Getragen durch das vergangene Jahr

Am 01.09.2020 hatte der erste Zyklus der Induktionstherapie begonnen. Das war der Beginn einer Behandlungsreihe die vorerst bis 26.05.2024 geplant ist. Ich durfte eine Therapie starten, die zum Ziel hat das Multiple Myelom soweit wie möglich zurückzudrängen.

Vielen Dank für die vielen Nachrichten, Gebete, mutmachenden Lieder, Bilder oder Anrufe in den vergangenen Monaten. Wir wissen es zu schätzen, dass ihr alle so für uns da gewesen seid und noch immer da seid.

‚Alle gerieten außer sich, lobten Gott und sagten voller Furcht: „Unglaubliches haben wir heute gesehen.“‚

Lukas 5:26

Ich bin gerade in der Erhaltungstherapie. Das ist die Phase, die sich bei mir direkt nach der mittelmäßig erfolgreichen Chemotherapie angeschlossen hat. Ich wurde in den Studienzweig mit der Gabe von Antikörpern randomisiert. Das bedeutet, dass ich zusätzlich zur Chemotherapie noch Infusionen mit Antikörpern bekomme.

Mir geht es derzeit relativ gut. Ich habe mich nach der Chemotherapie wieder gut erholt und habe nur noch kleinere Schwierigkeiten. Körperlich und geistig bin ich fit. Ich habe im Juli angefangen zu arbeiten. Ich kann mich aber noch nicht die gesamte Zeit konzentrieren. Das fällt mir einfach zu schwer. Nach ein paar Stunden ist die Luft raus. Dank der Wiedereingliederung funktioniert es aber relativ gut, wieder voll in den Beruf zu kommen.

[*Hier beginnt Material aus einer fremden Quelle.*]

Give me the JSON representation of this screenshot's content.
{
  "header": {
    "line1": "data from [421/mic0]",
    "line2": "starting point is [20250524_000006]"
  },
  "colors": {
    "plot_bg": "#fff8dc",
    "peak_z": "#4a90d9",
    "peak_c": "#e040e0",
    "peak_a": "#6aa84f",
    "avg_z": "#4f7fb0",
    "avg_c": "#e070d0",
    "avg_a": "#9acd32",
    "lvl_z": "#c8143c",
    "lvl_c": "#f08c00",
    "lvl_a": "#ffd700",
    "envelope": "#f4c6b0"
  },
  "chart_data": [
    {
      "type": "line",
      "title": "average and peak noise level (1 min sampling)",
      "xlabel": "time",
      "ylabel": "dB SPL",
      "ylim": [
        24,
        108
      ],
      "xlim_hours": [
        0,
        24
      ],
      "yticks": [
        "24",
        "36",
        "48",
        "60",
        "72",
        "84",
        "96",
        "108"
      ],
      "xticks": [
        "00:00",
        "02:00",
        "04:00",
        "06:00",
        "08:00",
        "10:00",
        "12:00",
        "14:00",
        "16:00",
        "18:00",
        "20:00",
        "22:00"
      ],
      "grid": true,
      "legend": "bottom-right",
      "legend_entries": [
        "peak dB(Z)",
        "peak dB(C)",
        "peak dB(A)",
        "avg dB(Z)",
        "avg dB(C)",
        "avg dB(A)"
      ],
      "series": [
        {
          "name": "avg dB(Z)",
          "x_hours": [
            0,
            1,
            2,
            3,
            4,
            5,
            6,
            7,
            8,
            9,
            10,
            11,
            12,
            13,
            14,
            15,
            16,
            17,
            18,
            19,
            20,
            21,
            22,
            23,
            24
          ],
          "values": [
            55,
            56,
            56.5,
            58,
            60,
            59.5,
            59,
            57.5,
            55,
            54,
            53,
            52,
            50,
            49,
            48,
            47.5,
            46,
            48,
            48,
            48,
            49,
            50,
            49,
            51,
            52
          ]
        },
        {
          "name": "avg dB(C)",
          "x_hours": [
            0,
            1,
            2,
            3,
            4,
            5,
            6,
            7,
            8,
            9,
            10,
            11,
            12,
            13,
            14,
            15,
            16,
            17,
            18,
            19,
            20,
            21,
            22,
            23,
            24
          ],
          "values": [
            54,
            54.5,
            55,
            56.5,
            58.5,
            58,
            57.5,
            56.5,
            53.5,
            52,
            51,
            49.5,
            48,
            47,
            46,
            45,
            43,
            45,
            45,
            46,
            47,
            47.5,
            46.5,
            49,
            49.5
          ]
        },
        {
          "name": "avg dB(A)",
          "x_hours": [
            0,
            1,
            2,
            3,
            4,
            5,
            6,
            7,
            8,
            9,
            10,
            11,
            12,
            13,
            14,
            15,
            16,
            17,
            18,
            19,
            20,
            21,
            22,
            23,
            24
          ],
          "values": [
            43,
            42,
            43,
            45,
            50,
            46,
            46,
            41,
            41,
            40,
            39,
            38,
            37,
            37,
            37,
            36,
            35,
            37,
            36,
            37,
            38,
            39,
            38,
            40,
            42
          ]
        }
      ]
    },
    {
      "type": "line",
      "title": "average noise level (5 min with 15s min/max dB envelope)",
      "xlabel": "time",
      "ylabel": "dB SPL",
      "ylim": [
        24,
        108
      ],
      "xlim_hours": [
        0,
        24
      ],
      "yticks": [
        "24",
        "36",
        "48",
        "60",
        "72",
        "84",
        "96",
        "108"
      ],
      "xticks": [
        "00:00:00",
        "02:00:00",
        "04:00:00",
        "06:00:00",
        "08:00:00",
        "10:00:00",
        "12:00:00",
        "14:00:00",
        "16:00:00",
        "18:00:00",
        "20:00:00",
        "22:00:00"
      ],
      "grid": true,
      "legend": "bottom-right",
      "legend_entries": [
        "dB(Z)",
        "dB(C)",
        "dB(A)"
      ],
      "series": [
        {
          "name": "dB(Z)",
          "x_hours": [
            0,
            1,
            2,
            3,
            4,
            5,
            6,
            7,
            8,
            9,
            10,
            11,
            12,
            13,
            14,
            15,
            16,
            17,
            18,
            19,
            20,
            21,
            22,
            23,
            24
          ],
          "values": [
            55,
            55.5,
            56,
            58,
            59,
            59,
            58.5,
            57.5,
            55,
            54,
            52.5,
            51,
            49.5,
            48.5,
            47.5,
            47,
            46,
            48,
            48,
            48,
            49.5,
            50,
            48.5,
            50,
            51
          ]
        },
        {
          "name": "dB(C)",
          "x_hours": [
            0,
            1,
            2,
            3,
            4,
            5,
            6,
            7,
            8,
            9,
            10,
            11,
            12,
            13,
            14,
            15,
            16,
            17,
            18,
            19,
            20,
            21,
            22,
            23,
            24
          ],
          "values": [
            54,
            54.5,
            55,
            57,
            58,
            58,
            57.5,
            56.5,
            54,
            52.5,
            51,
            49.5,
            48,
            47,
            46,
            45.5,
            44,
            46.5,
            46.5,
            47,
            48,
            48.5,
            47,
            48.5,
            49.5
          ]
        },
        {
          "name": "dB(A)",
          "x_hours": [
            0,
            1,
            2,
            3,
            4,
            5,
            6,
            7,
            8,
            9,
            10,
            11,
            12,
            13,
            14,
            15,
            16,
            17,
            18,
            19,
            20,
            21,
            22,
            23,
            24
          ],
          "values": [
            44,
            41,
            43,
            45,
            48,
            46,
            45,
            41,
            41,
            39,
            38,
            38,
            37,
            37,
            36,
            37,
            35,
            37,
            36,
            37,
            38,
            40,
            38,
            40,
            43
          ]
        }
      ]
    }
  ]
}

Im Juni etwa habe ich angefangen über die Zeit der Chemotherapie und den recht harten Krankenhausaufenthalt nachzudenken. Das war schon alles ziemlich krass und verrückt. Es stimmt nicht, dass eine Chemotherapie gut verträglich ist, zumindest nicht bei mir. Mir ging es richtig dreckig und es gab auch Momente an denen ich gar nicht mehr wollte. Nach genau drei Wochen wurde ich aus der Klinik in Tübingen mit dem Wort ‚Tschüss‘ entlassen. Auf der Onkologie sagt keiner zu den Patienten auf wiedersehen. Mein behandelnder Arzt sagte mir zum Abschied, dass er jetzt nichts mehr tun könne und alles was ich jetzt noch bräuchte gibt es auch zu Hause. Was ich ziemlich überwältigend fand, war, wie schnell es mit den richtigen Medikamenten eigentlich bergauf ging. Vier Tage vor meiner Entlassung war an die Entlassung überhaupt nicht zu denken. Ich hatte noch so viel Wasser eingelagert und vom Essen blieb auch nichts drin. Davon abgesehen hatte mir auch nichts geschmeckt, nicht mal Spaghetti Bolognese oder Schokopudding. Ich war wirklich krank. Aber ich habe es mit Gottes Hilfe geschafft. Ich lebe! Gott sei Dank.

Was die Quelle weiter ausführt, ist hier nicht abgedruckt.